The social aspect of the game requires players to balance and think of many different aspects. It’s up to the player to make Lee their own and decide whether to lie, be honest, or go somewhere in between. This is really where The Walking Dead shines because it’s as though the characters are dynamic human beings. They won’t forget and if you choose to stretch the truth it may be something that comes back to bite later. Be sure to also hold on to things that may be otherwise meaningless, because you never know how they can come to be of use later on. You’ll quickly learn how useful a pillow can be in a pinch.
Even better than the gameplay is the game’s art style. It almost looks as though it is a comic brought to life and if I had to make a comparison the closest I can think of is Borderlands. The characters actually show emotion, something that many games lack even though you’re making life changing decisions at every turn. While the game is a pleasure to look at there are some small problems in the details. Blood, in theory, should ooze down and not float in midair and look like a pop-up book. Some things in the background, like boarded up doors and windows, look a bit blurry and unrecognizable until you get close up. These are minor though and I would wager most gamers would glance over the former and look past the latter.

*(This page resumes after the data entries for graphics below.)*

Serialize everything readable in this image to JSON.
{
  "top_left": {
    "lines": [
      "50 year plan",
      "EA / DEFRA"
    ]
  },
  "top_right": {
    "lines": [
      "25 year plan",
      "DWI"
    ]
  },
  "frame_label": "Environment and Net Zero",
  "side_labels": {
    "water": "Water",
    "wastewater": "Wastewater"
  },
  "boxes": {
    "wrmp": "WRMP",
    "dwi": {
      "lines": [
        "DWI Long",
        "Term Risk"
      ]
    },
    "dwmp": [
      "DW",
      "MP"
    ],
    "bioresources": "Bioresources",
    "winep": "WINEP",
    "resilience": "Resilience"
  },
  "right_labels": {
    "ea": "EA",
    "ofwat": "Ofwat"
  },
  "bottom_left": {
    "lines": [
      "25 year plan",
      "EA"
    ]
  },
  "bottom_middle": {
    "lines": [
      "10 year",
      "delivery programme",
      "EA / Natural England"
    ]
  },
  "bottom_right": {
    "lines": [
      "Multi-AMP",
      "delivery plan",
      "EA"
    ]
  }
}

“A New Day” sets the tone for the series and will leave players craving more. Upon completing the game you even get a teaser of what to expect next time. Personally, I cannot recommend the game for $4.99 because the season pass ($19.99) is a great deal and even saves gamers some cash. Trust me when I say that you will want to see what happens next to Lee, Clementine, and the others. Give The Walking Dead a chance to sink its teeth into you and you’ll find that it is nearly impossible to put down.